Le présent amendement, comme le précédent, permet d’aborder une question majeure : la gestion des ressources humaines de l’État. Vous avez en effet évoqué les différentes fonctions publiques, madame la ministre. Or nous n’avons l’ambition, en cet instant, que de vous obliger à vous exprimer sur la gestion des ressources humaines de la fonction publique d’État.
Pour ce qui concerne les collectivités territoriales, la décentralisation et la dissémination de milliers d’employeurs sur le territoire rendent possible une approche plus immédiate, plus directe, de l’optimisation des moyens des administrations locales, ainsi que de la mobilisation des meilleures compétences, au bénéfice du service public.
La remise en cause du caractère automatique du GVT revient à obliger les directions des ressources humaines des grandes administrations civiles et militaires à réfléchir à la meilleure utilisation de la masse financière dont elles disposent, au service des administrés.
Par conséquent, nous n’attaquons pas les fonctionnaires ; nous posons seulement la question de la responsabilité, de l’imagination, de la faculté d’innover des patrons des ressources humaines de ces grandes administrations, et donc de leur ministre.
Je prendrai l’exemple du ministère de la défense, où le GVT pose problème, effectivement. Une forme de réponse a néanmoins été adoptée lors de la professionnalisation des armées. Il a été décidé que les hommes du rang seraient engagés sur la base d’un contrat, lequel n’est pas sans perspective, puisque la moitié des sous-officiers viennent du rang, et la moitié des officiers sont issus du corps des sous-officiers. Le système contractuel n’est donc pas un système fermé ; il est adapté à une forme particulièrement noble, mais aussi singulière, du service public.
Par la remise en cause du caractère automatique du GVT, nous nous tournons donc vers les ressources humaines, voire vers la direction générale de la fonction publique – mais peut-elle faire quoi que ce soit, compte tenu des masses en jeu ? Je pense que c’est au sein de ces APU, dont vous parliez, madame la ministre, que l’exigence d’imagination peut être formulée. Il convient en effet de séparer les différents types de fonction publique qui n’obéissent pas nécessairement aux mêmes règles. Ainsi, l’organisation des corps n’est pas la même : certains d’entre eux répondent à une forme de pyramide forte ou de pyramide aplatie ; d’autres systèmes sont tronconiques ou tubulaires. En un mot, tous ces modèles sont profondément différents.

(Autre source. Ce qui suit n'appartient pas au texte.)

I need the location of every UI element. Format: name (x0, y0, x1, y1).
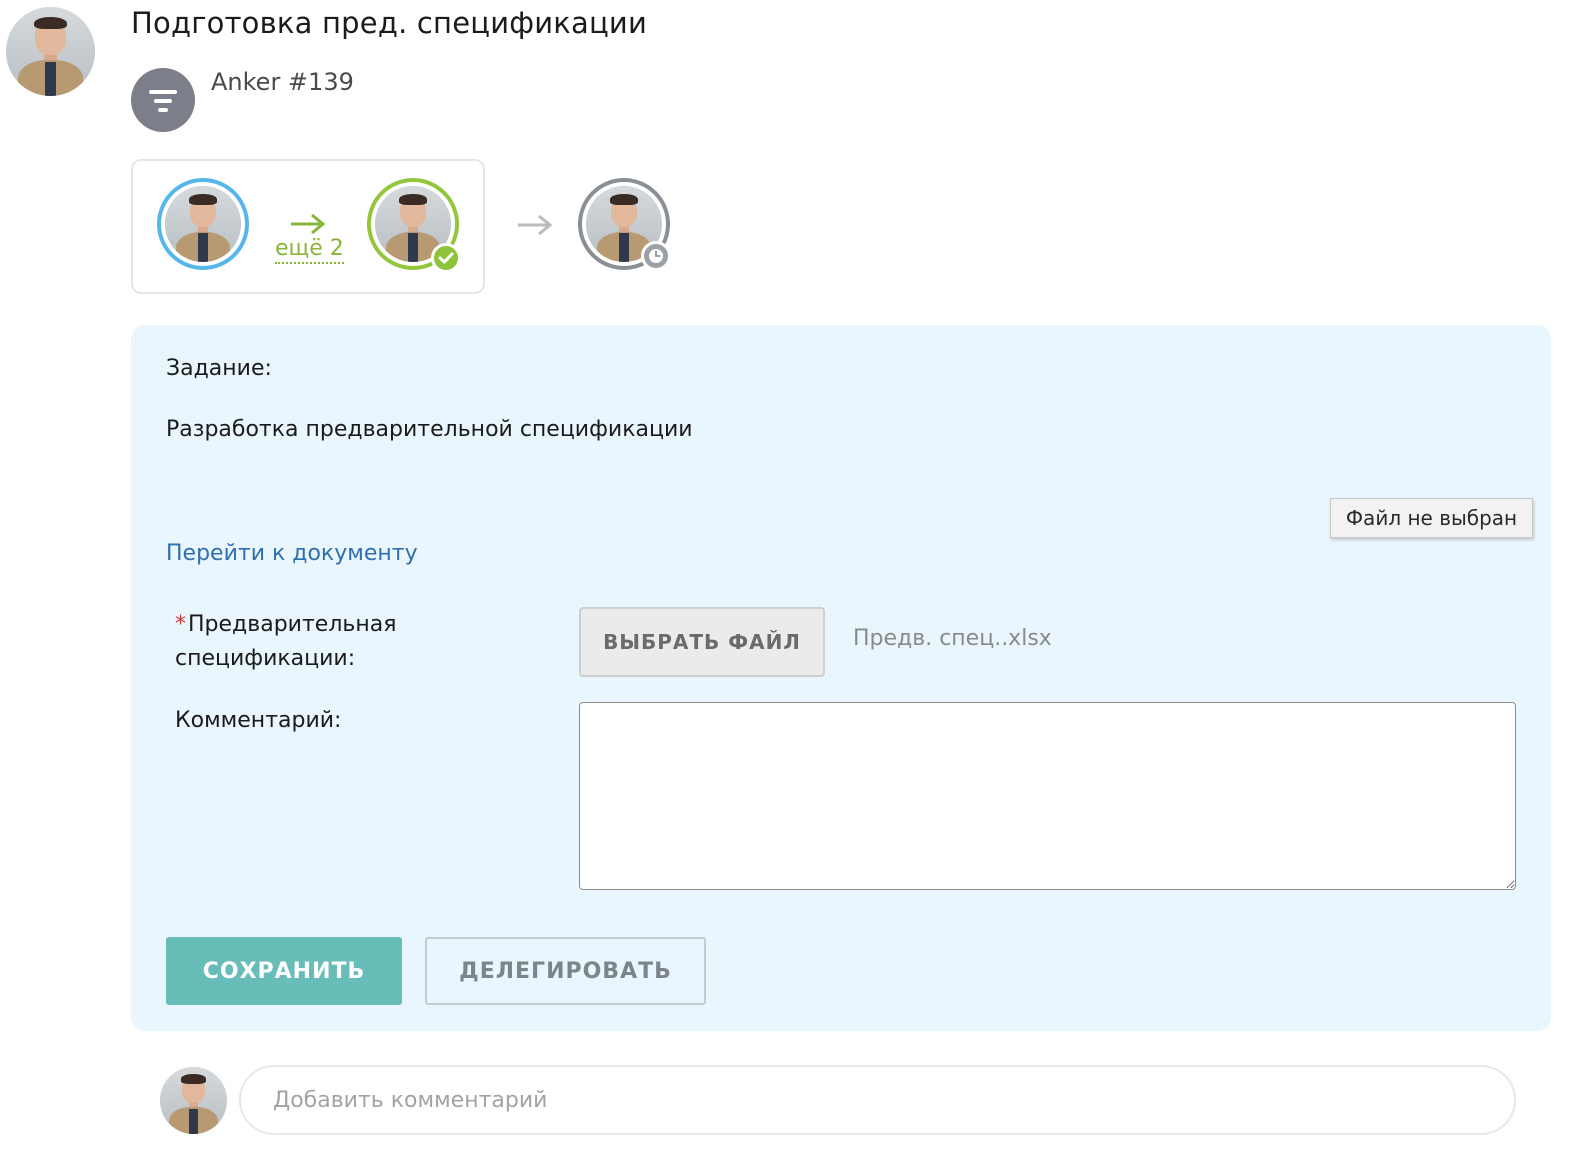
go-to-document-link[interactable]: Перейти к документу (166, 541, 418, 566)
route-step-current[interactable] (157, 178, 249, 270)
clock-icon (641, 241, 671, 271)
author-avatar[interactable] (6, 7, 95, 96)
page-title: Подготовка пред. спецификации (131, 6, 648, 40)
comment-textarea[interactable] (579, 702, 1516, 890)
filter-funnel-icon (131, 68, 195, 132)
task-page: Подготовка пред. спецификации Anker #139… (0, 0, 1580, 1162)
spec-field-label-text: Предварительная спецификации: (175, 612, 397, 671)
file-not-selected-tooltip: Файл не выбран (1330, 498, 1533, 538)
task-heading: Задание: (166, 356, 272, 381)
spec-field-label: *Предварительная спецификации: (175, 608, 535, 676)
arrow-right-icon (291, 213, 326, 235)
comment-field-label: Комментарий: (175, 708, 342, 733)
selected-file-name[interactable]: Предв. спец..xlsx (853, 626, 1052, 651)
delegate-button[interactable]: ДЕЛЕГИРОВАТЬ (425, 937, 706, 1005)
route-step-avatar (165, 186, 241, 262)
process-instance-label[interactable]: Anker #139 (211, 68, 354, 96)
arrow-right-icon (518, 214, 553, 236)
current-user-avatar (160, 1067, 227, 1134)
choose-file-button[interactable]: ВЫБРАТЬ ФАЙЛ (579, 607, 825, 677)
required-marker: * (175, 612, 186, 637)
save-button[interactable]: СОХРАНИТЬ (166, 937, 402, 1005)
check-icon (431, 243, 461, 273)
route-more-link[interactable]: ещё 2 (275, 236, 344, 264)
add-comment-input[interactable] (239, 1065, 1516, 1135)
task-description: Разработка предварительной спецификации (166, 417, 693, 442)
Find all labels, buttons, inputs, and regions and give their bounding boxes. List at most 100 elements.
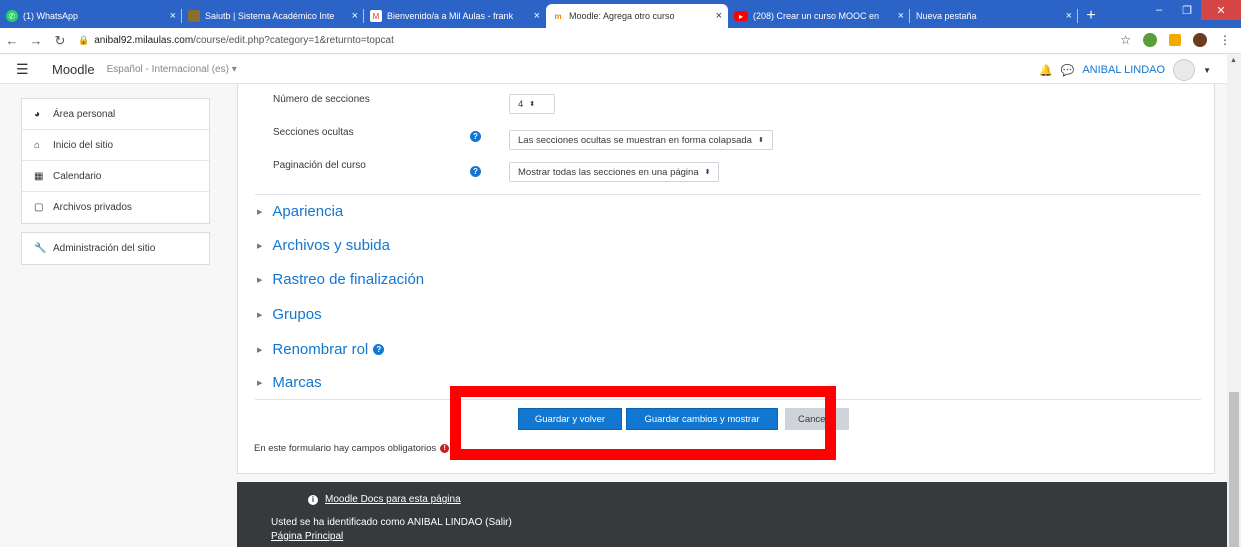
tab-title: Nueva pestaña (916, 11, 977, 21)
sidebar-item-label: Área personal (53, 108, 116, 120)
sidebar-item-calendario[interactable]: ▦ Calendario (22, 161, 209, 192)
nav-drawer-group-main: ◕ Área personal ⌂ Inicio del sitio ▦ Cal… (21, 98, 210, 224)
scroll-up-icon[interactable]: ▲ (1230, 57, 1237, 64)
calendar-icon: ▦ (34, 170, 44, 182)
sidebar-item-label: Administración del sitio (53, 243, 156, 254)
tab-title: (1) WhatsApp (23, 11, 79, 21)
tab-title: Moodle: Agrega otro curso (569, 11, 675, 21)
profile-avatar-icon[interactable] (1193, 33, 1207, 47)
browser-tab-new[interactable]: Nueva pestaña × (910, 4, 1078, 28)
sidebar-item-inicio[interactable]: ⌂ Inicio del sitio (22, 130, 209, 161)
close-tab-icon[interactable]: × (716, 10, 722, 22)
user-menu-caret-icon[interactable]: ▼ (1203, 66, 1211, 75)
tab-title: Saiutb | Sistema Académico Inte (205, 11, 335, 21)
back-arrow-icon[interactable]: ← (0, 33, 24, 48)
section-archivos-subida[interactable]: ▶ Archivos y subida (257, 237, 390, 254)
address-bar: ← → ↻ 🔒 anibal92.milaulas.com/course/edi… (0, 28, 1241, 54)
messages-icon[interactable]: 💬 (1061, 64, 1075, 77)
sidebar-item-label: Archivos privados (53, 202, 132, 213)
site-favicon-icon (188, 10, 200, 22)
reload-icon[interactable]: ↻ (48, 33, 72, 49)
browser-tab-bar: ✆ (1) WhatsApp × Saiutb | Sistema Académ… (0, 0, 1241, 28)
browser-tab-youtube[interactable]: ▸ (208) Crear un curso MOOC en × (728, 4, 910, 28)
tab-title: (208) Crear un curso MOOC en (753, 11, 880, 21)
section-marcas[interactable]: ▶ Marcas (257, 374, 322, 391)
close-tab-icon[interactable]: × (1066, 10, 1072, 22)
url-host: anibal92.milaulas.com (94, 35, 194, 46)
close-tab-icon[interactable]: × (352, 10, 358, 22)
help-icon[interactable]: ? (373, 344, 385, 355)
help-icon[interactable]: ? (470, 131, 481, 142)
extension-green-icon[interactable] (1143, 33, 1157, 47)
hamburger-menu-icon[interactable]: ☰ (16, 61, 36, 78)
sidebar-item-administracion[interactable]: 🔧 Administración del sitio (22, 233, 209, 264)
url-path: /course/edit.php?category=1&returnto=top… (193, 35, 394, 46)
restore-icon[interactable]: ❐ (1173, 0, 1201, 20)
youtube-icon: ▸ (734, 11, 748, 21)
hiddensections-select[interactable]: Las secciones ocultas se muestran en for… (509, 130, 773, 150)
moodle-icon: m (554, 11, 562, 21)
site-brand[interactable]: Moodle (52, 62, 95, 77)
url-field[interactable]: 🔒 anibal92.milaulas.com/course/edit.php?… (78, 35, 394, 46)
user-name[interactable]: ANIBAL LINDAO (1082, 64, 1165, 76)
section-renombrar-rol[interactable]: ▶ Renombrar rol? (257, 341, 385, 358)
moodle-navbar: ☰ Moodle Español - Internacional (es) ▾ … (0, 55, 1227, 84)
lock-icon: 🔒 (78, 35, 90, 45)
window-controls: – ❐ ✕ (1145, 0, 1241, 20)
browser-tab-saiutb[interactable]: Saiutb | Sistema Académico Inte × (182, 4, 364, 28)
help-icon[interactable]: ? (470, 166, 481, 177)
browser-tab-moodle[interactable]: m Moodle: Agrega otro curso × (546, 4, 728, 28)
cancel-button[interactable]: Cancelar (785, 408, 849, 430)
home-icon: ⌂ (34, 139, 41, 151)
home-page-link[interactable]: Página Principal (271, 531, 343, 542)
select-value: Las secciones ocultas se muestran en for… (518, 134, 752, 146)
forward-arrow-icon[interactable]: → (24, 33, 48, 48)
page-scrollbar[interactable]: ▲ (1227, 55, 1241, 547)
browser-tab-milaulas[interactable]: M Bienvenido/a a Mil Aulas - frank × (364, 4, 546, 28)
notifications-bell-icon[interactable]: 🔔 (1039, 64, 1053, 77)
section-grupos[interactable]: ▶ Grupos (257, 306, 322, 323)
section-apariencia[interactable]: ▶ Apariencia (257, 203, 343, 220)
save-return-button[interactable]: Guardar y volver (518, 408, 622, 430)
select-value: 4 (518, 98, 524, 110)
browser-tab-whatsapp[interactable]: ✆ (1) WhatsApp × (0, 4, 182, 28)
browser-menu-icon[interactable]: ⋮ (1219, 33, 1231, 47)
close-tab-icon[interactable]: × (534, 10, 540, 22)
caret-right-icon: ▶ (257, 242, 263, 250)
sidebar-item-area-personal[interactable]: ◕ Área personal (22, 99, 209, 130)
language-menu[interactable]: Español - Internacional (es) ▾ (107, 64, 237, 75)
bookmark-star-icon[interactable]: ☆ (1120, 33, 1131, 47)
caret-right-icon: ▶ (257, 346, 263, 354)
numsections-select[interactable]: 4 ⬍ (509, 94, 555, 114)
section-label: Grupos (272, 306, 322, 323)
save-display-button[interactable]: Guardar cambios y mostrar (626, 408, 778, 430)
section-label: Rastreo de finalización (272, 271, 425, 288)
new-tab-button[interactable]: + (1078, 4, 1104, 28)
gmail-icon: M (370, 10, 382, 22)
whatsapp-icon: ✆ (6, 10, 18, 22)
section-rastreo[interactable]: ▶ Rastreo de finalización (257, 271, 424, 288)
field-label-hiddensections: Secciones ocultas (273, 127, 354, 138)
close-window-icon[interactable]: ✕ (1201, 0, 1241, 20)
field-label-coursedisplay: Paginación del curso (273, 160, 366, 171)
required-note-text: En este formulario hay campos obligatori… (254, 443, 437, 454)
file-icon: ▢ (34, 202, 44, 213)
caret-right-icon: ▶ (257, 276, 263, 284)
divider (255, 399, 1201, 400)
moodle-docs-link[interactable]: Moodle Docs para esta página (325, 494, 461, 505)
divider (255, 194, 1201, 195)
select-arrows-icon: ⬍ (757, 137, 764, 144)
extension-briefcase-icon[interactable] (1169, 34, 1181, 46)
sidebar-item-archivos[interactable]: ▢ Archivos privados (22, 192, 209, 223)
close-tab-icon[interactable]: × (170, 10, 176, 22)
close-tab-icon[interactable]: × (898, 10, 904, 22)
wrench-icon: 🔧 (34, 243, 47, 254)
select-arrows-icon: ⬍ (704, 169, 711, 176)
user-avatar[interactable] (1173, 59, 1196, 81)
info-icon: i (308, 494, 318, 505)
minimize-icon[interactable]: – (1145, 0, 1173, 20)
caret-right-icon: ▶ (257, 208, 263, 216)
scrollbar-thumb[interactable] (1229, 392, 1239, 547)
coursedisplay-select[interactable]: Mostrar todas las secciones en una págin… (509, 162, 720, 182)
course-edit-form: Número de secciones 4 ⬍ Secciones ocultas… (237, 84, 1215, 474)
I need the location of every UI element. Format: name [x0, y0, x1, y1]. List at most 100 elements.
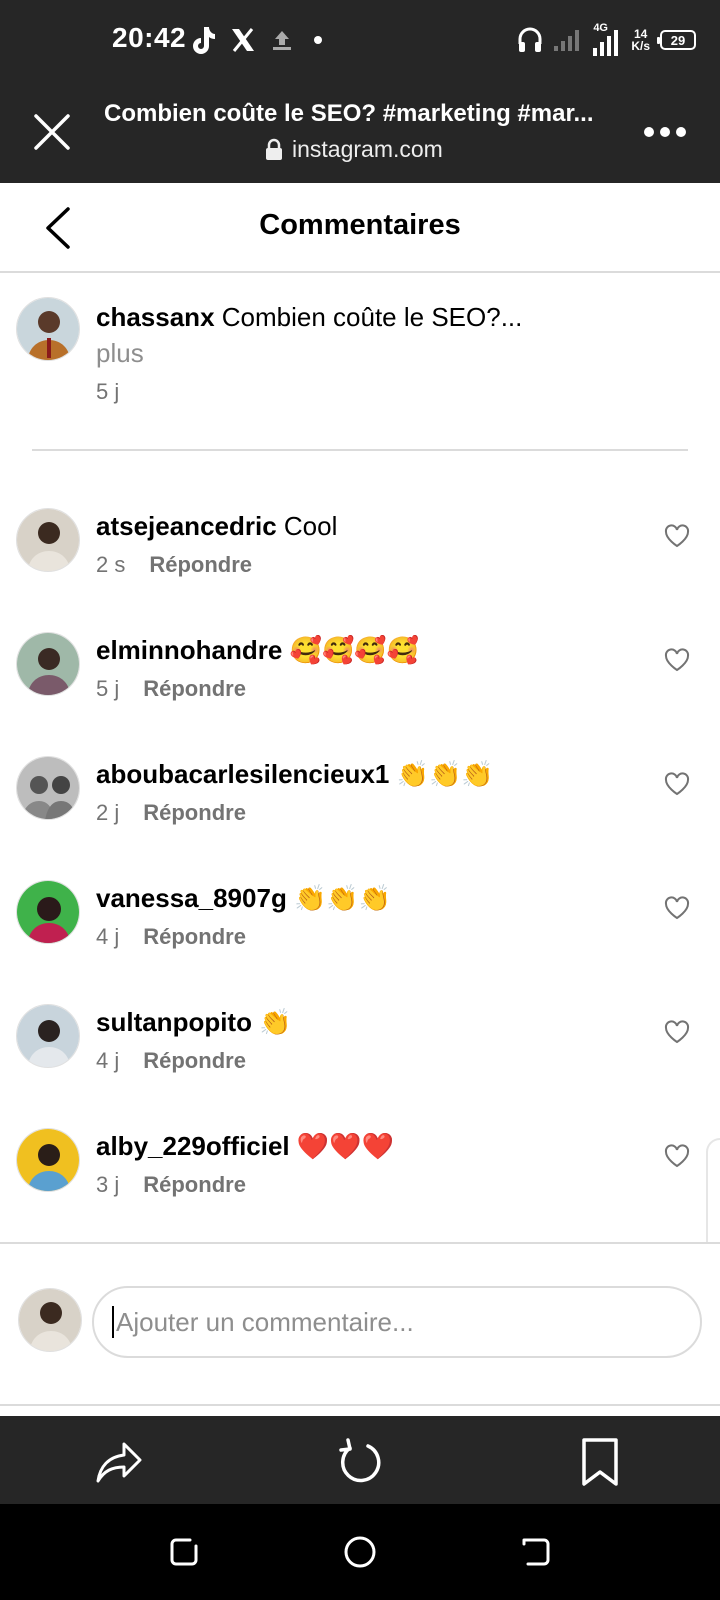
reply-button[interactable]: Répondre	[143, 800, 246, 826]
comment-input[interactable]: Ajouter un commentaire...	[92, 1286, 702, 1358]
comment-username[interactable]: alby_229officiel	[96, 1131, 290, 1161]
caption-body: Combien coûte le SEO?...	[221, 302, 523, 332]
comment-meta: 2 s Répondre	[96, 552, 252, 578]
comment-text: alby_229officiel ❤️❤️❤️	[96, 1128, 394, 1164]
comment-username[interactable]: vanessa_8907g	[96, 883, 287, 913]
comment-composer: Ajouter un commentaire...	[0, 1242, 720, 1406]
tiktok-icon	[190, 25, 216, 55]
comment-meta: 4 j Répondre	[96, 1048, 246, 1074]
comment-body: 🥰🥰🥰🥰	[289, 635, 420, 665]
comment-meta: 2 j Répondre	[96, 800, 246, 826]
speed-unit: K/s	[631, 39, 650, 53]
comment-username[interactable]: sultanpopito	[96, 1007, 252, 1037]
comment-item: vanessa_8907g 👏👏👏 4 j Répondre	[0, 880, 720, 1004]
comment-body: ❤️❤️❤️	[296, 1131, 395, 1161]
comment-text: atsejeancedric Cool	[96, 508, 337, 544]
browser-url: instagram.com	[264, 136, 443, 163]
home-icon[interactable]	[342, 1534, 378, 1570]
heart-icon[interactable]	[664, 896, 690, 920]
comment-username[interactable]: aboubacarlesilencieux1	[96, 759, 389, 789]
reload-icon[interactable]	[334, 1436, 386, 1488]
browser-page-title: Combien coûte le SEO? #marketing #mar...	[104, 100, 594, 127]
battery-icon: 29	[657, 30, 696, 50]
browser-toolbar	[0, 1416, 720, 1504]
reply-button[interactable]: Répondre	[143, 676, 246, 702]
comment-time: 2 j	[96, 800, 120, 825]
caption-text: chassanx Combien coûte le SEO?... plus	[96, 299, 656, 371]
comment-time: 5 j	[96, 676, 120, 701]
comment-item: sultanpopito 👏 4 j Répondre	[0, 1004, 720, 1128]
comment-meta: 5 j Répondre	[96, 676, 246, 702]
avatar[interactable]	[16, 632, 80, 696]
post-caption: chassanx Combien coûte le SEO?... plus 5…	[0, 273, 720, 453]
comment-body: Cool	[283, 511, 338, 541]
reply-button[interactable]: Répondre	[143, 1048, 246, 1074]
avatar[interactable]	[16, 297, 80, 361]
status-system-icons: 4G 14 K/s 29	[517, 20, 696, 60]
network-type-label: 4G	[593, 22, 608, 34]
comment-username[interactable]: elminnohandre	[96, 635, 282, 665]
caption-more-link[interactable]: plus	[96, 338, 144, 368]
comment-time: 4 j	[96, 1048, 120, 1073]
heart-icon[interactable]	[664, 524, 690, 548]
close-icon[interactable]	[30, 110, 74, 154]
comment-item: aboubacarlesilencieux1 👏👏👏 2 j Répondre	[0, 756, 720, 880]
reply-button[interactable]: Répondre	[143, 1172, 246, 1198]
heart-icon[interactable]	[664, 648, 690, 672]
comments-header: Commentaires	[0, 183, 720, 273]
comment-meta: 3 j Répondre	[96, 1172, 246, 1198]
avatar[interactable]	[16, 756, 80, 820]
share-icon[interactable]	[94, 1436, 146, 1488]
comment-text: vanessa_8907g 👏👏👏	[96, 880, 391, 916]
comment-text: sultanpopito 👏	[96, 1004, 292, 1040]
reply-button[interactable]: Répondre	[143, 924, 246, 950]
comment-username[interactable]: atsejeancedric	[96, 511, 277, 541]
comment-meta: 4 j Répondre	[96, 924, 246, 950]
page-title: Commentaires	[259, 209, 461, 241]
reply-button[interactable]: Répondre	[149, 552, 252, 578]
back-nav-icon[interactable]	[518, 1534, 554, 1570]
caption-username[interactable]: chassanx	[96, 302, 215, 332]
avatar[interactable]	[16, 508, 80, 572]
divider	[32, 449, 688, 451]
comment-text: aboubacarlesilencieux1 👏👏👏	[96, 756, 494, 792]
text-caret	[112, 1306, 114, 1338]
heart-icon[interactable]	[664, 1020, 690, 1044]
status-notification-icons	[190, 22, 328, 58]
status-time: 20:42	[112, 22, 187, 53]
system-nav-bar	[0, 1504, 720, 1600]
comment-body: 👏👏👏	[396, 759, 494, 789]
comment-time: 3 j	[96, 1172, 120, 1197]
upload-icon	[270, 28, 294, 52]
comment-text: elminnohandre 🥰🥰🥰🥰	[96, 632, 419, 668]
avatar[interactable]	[16, 1004, 80, 1068]
comment-time: 2 s	[96, 552, 126, 577]
x-icon	[230, 27, 256, 53]
heart-icon[interactable]	[664, 1144, 690, 1168]
signal-4g-icon: 4G	[591, 22, 621, 58]
recents-icon[interactable]	[166, 1534, 202, 1570]
headphones-icon	[517, 26, 543, 54]
browser-header: Combien coûte le SEO? #marketing #mar...…	[0, 82, 720, 183]
heart-icon[interactable]	[664, 772, 690, 796]
url-text: instagram.com	[292, 136, 443, 162]
avatar[interactable]	[16, 1128, 80, 1192]
comment-body: 👏	[259, 1007, 292, 1037]
network-speed: 14 K/s	[631, 28, 650, 52]
caption-time: 5 j	[96, 379, 120, 404]
avatar[interactable]	[16, 880, 80, 944]
comment-item: elminnohandre 🥰🥰🥰🥰 5 j Répondre	[0, 632, 720, 756]
lock-icon	[264, 138, 284, 162]
comment-item: alby_229officiel ❤️❤️❤️ 3 j Répondre	[0, 1128, 720, 1252]
avatar	[18, 1288, 82, 1352]
signal-weak-icon	[553, 28, 581, 52]
comment-time: 4 j	[96, 924, 120, 949]
more-icon[interactable]	[644, 122, 690, 142]
comment-item: atsejeancedric Cool 2 s Répondre	[0, 508, 720, 632]
bookmark-icon[interactable]	[574, 1436, 626, 1488]
battery-level: 29	[670, 32, 686, 48]
comment-input-placeholder: Ajouter un commentaire...	[116, 1306, 414, 1337]
dot-icon	[308, 30, 328, 50]
comment-body: 👏👏👏	[294, 883, 392, 913]
status-bar: 20:42 4G 14 K/s 29	[0, 0, 720, 82]
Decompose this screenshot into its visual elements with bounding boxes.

Par une loi inévitable, la loi des grands nombres, le système s’aligne sur les avantages obtenus par les catégories de fonctionnaires qui obéissent à des contraintes très particulières. Je ne prendrai qu’un seul exemple, qui relève de l’anecdote ; depuis que la gendarmerie est sous l’autorité du ministre de l’intérieur, un phénomène de ricochet est à l’œuvre : les policiers, des fonctionnaires civils syndiqués, parlent aux gendarmes, des fonctionnaires militaires non syndiqués, qui exercent pourtant les mêmes missions qu’eux. Ces gendarmes, quant à eux, échangent avec les militaires, qui n’ont pas le même statut. De proche en proche, les règles particulières s’étendent à tous ces corps, alors que leurs conditions d’activité ne sont pas les mêmes.
Je terminerai mon intervention en réagissant à votre propos sur le ratio entre le nombre de fonctionnaires de l’État et la population totale de la France, madame la ministre. Je ne conteste nullement ces chiffres : c’est M. Gerondeau, libéral passionné, polytechnicien bien connu, qui les a rendus publics. Notre pays a en effet à peu près le même nombre de fonctionnaires de l’État rapporté à la population totale que le Canada, dont vous avez cité l’exemple. Le seul ennui, c’est qu’il faut rapporter ce nombre à la population active ! Lorsque vous faites ce calcul, vous réalisez que le taux d’encadrement dans le secteur public de l’État est de 20 % à 25 % supérieur à celui du Canada ; la France ne compte en effet que 40 % d’actifs sur la population totale, quand le Canada en a plus de 52 %.
Comparez des chiffres comparables, madame la ministre, et vous comprendrez que cet effort, qui pèse sur l’ensemble de la société civile, est particulièrement lourd lorsque le ratio se dégrade, ce qui est le cas en France.